I made new flower beds, pulled out ugly bushes and planted things I like to look at. Now, every time I drive up to my house I see the work I put in for myself – the flowers blooming and the plants thriving. I did that for me and no one else. Every time I look out my back window and see the roses blooming – I did that. Every time we go outside to pick blueberries – I did that. I kept them alive, I took care of them. I did it. I realized that I’m capable. I AM strong. I CAN do this. I WILL move forward positively.

My relationship with Jason will always be a bright spot and a happy memory in my life, but I still have life to live. Any of us could die at any moment, just like Jason did. His heart stopped beating, seemingly randomly. Car accidents and plane crashes happen every day. We could have a brain aneurism or be diagnosed with stage 4 cancer. We could choke on an onion ring or get struck by lightning. Any moment could be our last moment, and that’s the real lesson I’ve learned over the past 12 months.

So let’s live the life we want to live. Why waste time doing things we hate or weren’t created to do? I put a lot of emphasis on spending a lot of time with my son playing or being silly, because I want him to have those happy memories of his childhood.
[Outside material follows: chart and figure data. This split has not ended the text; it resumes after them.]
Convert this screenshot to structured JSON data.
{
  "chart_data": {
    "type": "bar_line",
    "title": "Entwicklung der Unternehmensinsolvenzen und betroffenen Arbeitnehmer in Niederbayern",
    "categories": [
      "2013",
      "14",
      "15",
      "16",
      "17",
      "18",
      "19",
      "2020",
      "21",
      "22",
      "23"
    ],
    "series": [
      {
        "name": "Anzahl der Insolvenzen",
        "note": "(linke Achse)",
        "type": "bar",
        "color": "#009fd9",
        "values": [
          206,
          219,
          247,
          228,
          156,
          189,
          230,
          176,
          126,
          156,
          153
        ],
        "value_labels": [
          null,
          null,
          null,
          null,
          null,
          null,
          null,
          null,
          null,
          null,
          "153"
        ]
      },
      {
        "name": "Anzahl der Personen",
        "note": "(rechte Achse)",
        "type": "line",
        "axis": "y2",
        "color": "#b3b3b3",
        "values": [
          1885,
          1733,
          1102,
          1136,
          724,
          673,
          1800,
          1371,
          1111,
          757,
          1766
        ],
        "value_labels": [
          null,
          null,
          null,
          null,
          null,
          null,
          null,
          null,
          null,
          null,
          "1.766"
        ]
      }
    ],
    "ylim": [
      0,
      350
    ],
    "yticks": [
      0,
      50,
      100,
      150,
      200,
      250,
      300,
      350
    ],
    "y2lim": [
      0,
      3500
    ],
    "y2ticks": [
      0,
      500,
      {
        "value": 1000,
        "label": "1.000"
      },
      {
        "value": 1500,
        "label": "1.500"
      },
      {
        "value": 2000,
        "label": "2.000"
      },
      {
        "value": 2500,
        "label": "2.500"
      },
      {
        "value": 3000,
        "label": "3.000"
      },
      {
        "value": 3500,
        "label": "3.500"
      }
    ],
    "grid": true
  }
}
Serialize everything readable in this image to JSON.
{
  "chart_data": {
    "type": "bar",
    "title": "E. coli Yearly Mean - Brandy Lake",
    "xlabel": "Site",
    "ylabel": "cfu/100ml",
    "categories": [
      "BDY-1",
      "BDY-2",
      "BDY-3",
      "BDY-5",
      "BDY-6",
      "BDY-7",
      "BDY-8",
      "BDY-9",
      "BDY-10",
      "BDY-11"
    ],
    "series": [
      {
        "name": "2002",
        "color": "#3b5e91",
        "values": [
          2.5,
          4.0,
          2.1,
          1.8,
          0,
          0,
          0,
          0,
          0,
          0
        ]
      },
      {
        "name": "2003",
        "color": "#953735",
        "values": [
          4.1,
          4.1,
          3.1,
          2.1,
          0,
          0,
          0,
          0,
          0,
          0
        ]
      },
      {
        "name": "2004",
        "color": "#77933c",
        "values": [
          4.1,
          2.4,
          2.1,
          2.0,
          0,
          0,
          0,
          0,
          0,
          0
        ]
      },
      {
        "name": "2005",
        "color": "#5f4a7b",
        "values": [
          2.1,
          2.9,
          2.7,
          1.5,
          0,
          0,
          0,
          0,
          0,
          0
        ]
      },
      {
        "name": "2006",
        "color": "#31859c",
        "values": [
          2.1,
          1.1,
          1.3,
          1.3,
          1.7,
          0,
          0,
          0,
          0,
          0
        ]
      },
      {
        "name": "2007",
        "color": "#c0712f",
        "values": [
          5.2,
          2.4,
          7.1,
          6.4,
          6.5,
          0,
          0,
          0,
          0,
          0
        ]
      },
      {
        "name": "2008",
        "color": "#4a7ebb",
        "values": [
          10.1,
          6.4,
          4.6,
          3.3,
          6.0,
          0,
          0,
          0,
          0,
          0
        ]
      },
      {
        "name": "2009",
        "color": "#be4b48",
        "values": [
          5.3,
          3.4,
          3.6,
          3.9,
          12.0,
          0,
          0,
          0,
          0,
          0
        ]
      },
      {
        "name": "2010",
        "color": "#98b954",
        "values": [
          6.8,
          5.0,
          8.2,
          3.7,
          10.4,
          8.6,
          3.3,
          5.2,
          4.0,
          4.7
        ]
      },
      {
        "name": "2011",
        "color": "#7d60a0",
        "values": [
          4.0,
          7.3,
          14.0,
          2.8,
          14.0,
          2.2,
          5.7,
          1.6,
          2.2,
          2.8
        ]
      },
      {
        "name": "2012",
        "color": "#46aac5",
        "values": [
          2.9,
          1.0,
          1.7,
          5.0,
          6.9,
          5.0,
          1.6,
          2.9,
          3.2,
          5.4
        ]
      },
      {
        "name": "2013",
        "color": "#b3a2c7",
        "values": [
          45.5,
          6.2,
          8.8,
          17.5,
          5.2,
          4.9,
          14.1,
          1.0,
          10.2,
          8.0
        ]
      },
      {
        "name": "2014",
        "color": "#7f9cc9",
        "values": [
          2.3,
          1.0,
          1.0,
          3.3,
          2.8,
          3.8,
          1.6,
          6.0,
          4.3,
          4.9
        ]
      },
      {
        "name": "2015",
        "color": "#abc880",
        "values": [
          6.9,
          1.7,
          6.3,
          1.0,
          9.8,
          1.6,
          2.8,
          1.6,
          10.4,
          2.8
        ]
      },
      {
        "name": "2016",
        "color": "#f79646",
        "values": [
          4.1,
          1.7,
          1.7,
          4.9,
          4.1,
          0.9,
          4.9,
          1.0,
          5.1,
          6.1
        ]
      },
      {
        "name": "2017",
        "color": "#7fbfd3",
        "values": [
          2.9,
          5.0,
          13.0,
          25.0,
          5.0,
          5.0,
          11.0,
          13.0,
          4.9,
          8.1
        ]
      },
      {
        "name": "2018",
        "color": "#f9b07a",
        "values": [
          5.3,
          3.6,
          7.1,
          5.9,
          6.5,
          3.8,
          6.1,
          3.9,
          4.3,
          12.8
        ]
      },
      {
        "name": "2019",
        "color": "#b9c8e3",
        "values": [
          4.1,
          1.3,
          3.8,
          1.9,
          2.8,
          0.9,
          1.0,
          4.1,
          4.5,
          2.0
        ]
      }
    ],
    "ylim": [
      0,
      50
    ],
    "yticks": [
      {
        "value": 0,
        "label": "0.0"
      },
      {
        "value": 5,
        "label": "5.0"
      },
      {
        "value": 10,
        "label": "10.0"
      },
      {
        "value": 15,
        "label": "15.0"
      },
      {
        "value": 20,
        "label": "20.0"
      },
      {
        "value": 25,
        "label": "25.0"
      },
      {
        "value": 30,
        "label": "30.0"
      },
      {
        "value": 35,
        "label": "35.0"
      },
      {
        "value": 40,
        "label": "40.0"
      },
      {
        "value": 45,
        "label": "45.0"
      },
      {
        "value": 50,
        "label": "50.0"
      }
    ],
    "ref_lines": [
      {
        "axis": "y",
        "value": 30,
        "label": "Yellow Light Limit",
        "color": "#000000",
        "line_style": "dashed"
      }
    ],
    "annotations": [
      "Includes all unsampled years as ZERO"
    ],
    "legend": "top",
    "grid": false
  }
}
Last summer sucked, hard. We barely left the house and it was all I could do to just take care of us at the bare minimum level. This summer, I have a new outlook. We’re going to go have fun. We’re going to create memories together and have fun experiences. I don’t want to be the person who has all the things, I want to be the person who has all the memories. I splurged on season passes to Six Flags. We have a trip planned later this summer, we plan to go to the nickel arcade at least 49 more times and we’re going to pick blueberries at a real blueberry farm this weekend. When we go places, I’m not going to be mom on the sidelines watching. I’m mom who jumps at the trampoline park too. I’m mom who rides the roller coasters too. I’m mom who plays at the arcade, does the obstacle course, paints a ceramic thing and goes down the water slides. I’m mom who canon balls into the pool (when I’m not sunbathing). I’m mom who plays video games and enjoys dessert.

We’re going to enjoy the sweetness of the Georgia peaches we got from The Peach Truck last weekend. We’re going to remember Jason and talk about him candidly. We’re going to strategize together in playing Super Mario Odyssey and we’re going to laugh so hard when we purposely belt out the wrong lyrics to songs. We sing a lot. And I mean, a lot.

But it’s not just about being mom.

I’m Meghan. I’m an artist, graphic designer and writer. I don’t work at a corporate job, I make my own hours and I love what I do and am excited to gain new clients, do new projects and launch some cool new stuff here on this site. I think about Jason every day, multiple times, but now it’s with happiness and fond memories. I talk about him with ease, and remembering him makes me smile. I love laying on a pool float and soaking up the sun. Diet cherry Dr. Pepper is my favorite, I love doing face masks every weekend, watching nerd movies over and over and seeing my flowers bloom. I workout *almost* every day, because I like how it makes me feel. I also enjoy dessert *almost* every day. I’m less worried about what my body looks like and more focused on what my soul feels like. I like decorating and plan to redecorate every single room in my house. I draw on my iPad daily. My goal this year is to write a book and illustrate a children’s book. I draw, paint and teach art classes. I’m making a living by being an artist – both visual and with writing, and that’s what I was meant to do. Is it scary, working for myself and not knowing when my next big project/paycheck will hit, while supporting a kid and paying mortgage and all the bills that come with it? Sure. But after going through this past year, I know that this is what I’m meant to do, so I’m sticking with it and confidently blazing forward. I don’t know where this path will lead. I might be singing a different tune next year, or I might be wildly successful and carrying on the same path. Either way, right now I’m exactly where I’m supposed to be – a completely different person than I was a year ago, grateful for everything I’ve been through, every experience I’ve had and everything I’ve been given.